A vingt ans on m’a posé cette question, et j’avais répondu sans hésitation Kate Bush, qui était ma grande idole. Depuis j’ai appris à devenir Armelle LC, et aujourd’hui je ne souhaite plus être personne d’autre, même si je trouve toujours Kate aussi magnifique et connais son oeuvre par coeur. On me compare souvent à elle, et cela m’étonne toujours car je trouve sa voix plus extravertie et solaire que la mienne, qui me semble plus lunaire, et nous sommes aussi de cultures différentes. Cela dit, on me dit aussi que ma voix rappelle celle de Björk, et pourtant je trouve que les voix de ces deux artistes magiques ne se ressemblent pas…Selon mes morceaux il y a des similitudes avec l’une ou l’autre peut-être…

Avec qui aurais-tu aimé collaborer ?

Je suis aussi très fan de Peter Gabriel et j’aurais adoré collaborer avec lui. A vingt ans toujours, j’avais des visions de moi choriste sur ses concerts! Depuis 2000 j’ai dû lui écrire tous les 5 ans à peu près au fur et à mesure que mon projet se construisait, j’aurais aimé que mon album soit signé par Real World, mais je réalise maintenant que ce n’était pas très réaliste, tous les à-côtés marketing, logistiques et financiers m ‘échappaient totalement…

Quel serait pour toi le duo idéal ? 

Eh bien pour rester cohérente, je dirais qu’il a déjà eu lieu pour moi avec « Don’t give up », ce sublime duo entre PG et Kate qui comme chez beaucoup a joué un grand rôle dans ma vie. J’ai du coup été particulièrement heureuse d’en chanter en 2013 une reprise dans une collaboration avec Squonk66 et TNO, qu’on peut entendre sur Youtube. Sinon j’ai donc forcément rêvé de chanter un duo avec Peter Gabriel, et je lui avais même écrit pour lui proposer d’interpréter le refrain sur mon morceau « Where (the drift) ». Je dois dire que puisque je n’ai pas eu de réponse, j’ai eu grand plaisir à le chanter moi-même! 🙂 A vrai dire j’avais imaginé enregistrer ce titre à Real World, son enregistrement m’a au final donné beaucoup de fil à retordre, et il a nécessité pas moins de 5 ingé-sons! Ce titre est le dernier de mon album.

Armelle LC

Quel serait pour toi le concert idéal ?

Un concert où tous les à-côtés seraient pris en charge, où je n’aurais qu’à monter sur scène, et où avant, après, je serais bichonnée. J’aime bien être bichonnée! 🙂 Seulement il faut être très connu et avoir toute une équipe autour de soi pour ça, pour les plus petits artistes, ce sont souvent des conditions à la dure, il y a le matériel à porter, tout à organiser…et lorsqu’on arrive sur scène c’est facile d’être vidé de son énergie, moi encore plus qui ai une santé fragile. Je me rappelle avoir observé avec fascination en concert l’accordeur de harpes d’Alan Stivell, qui avant la montée sur scène et après l’accordage préalable revenait tous les quart d’heures vérifier que l’instrument ne s’était pas désaccordé…ou encore une assistante de Jacques Higelin que je voyais cachée derrière le rideau, ne le quittant pas des yeux, et soudain bondissant de sa cachette pour le moucher en pleine chanson et lui masser les cervicales..! Tous ces petits à-côtés échappent en général au public mais pour faire un bon concert, il faut avant tout être dans les meilleures conditions physiques et psychiques possibles. 
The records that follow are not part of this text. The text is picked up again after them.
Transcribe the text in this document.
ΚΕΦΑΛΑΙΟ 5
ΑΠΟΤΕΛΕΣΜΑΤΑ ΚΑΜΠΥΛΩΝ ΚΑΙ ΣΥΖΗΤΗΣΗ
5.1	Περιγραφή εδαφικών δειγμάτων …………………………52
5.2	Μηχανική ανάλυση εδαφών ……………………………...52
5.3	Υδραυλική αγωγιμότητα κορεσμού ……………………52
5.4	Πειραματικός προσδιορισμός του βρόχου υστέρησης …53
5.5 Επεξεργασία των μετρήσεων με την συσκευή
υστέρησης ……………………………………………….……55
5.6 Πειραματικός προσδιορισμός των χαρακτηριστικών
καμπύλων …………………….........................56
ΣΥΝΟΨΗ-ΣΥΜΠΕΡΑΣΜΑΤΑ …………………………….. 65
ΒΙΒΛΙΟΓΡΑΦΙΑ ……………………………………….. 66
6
Ensuite, l’idéal est d’avoir une audience qui est venue pour toi, qui en partie au moins connait tes chansons, qui a envie de les retrouver. Cela facilite l’échange je trouve. 

Enfin, l’idéal pour moi serait de trouver ma petite équipe. J’ai fait beaucoup de concerts solo dans le passé et je souhaite à présent élargir ma présence scénique, ne serait-ce que pour rappeler un peu l’ambiance de l’album qui est plutôt du genre étoffée, avec ses vingt musiciens participants! 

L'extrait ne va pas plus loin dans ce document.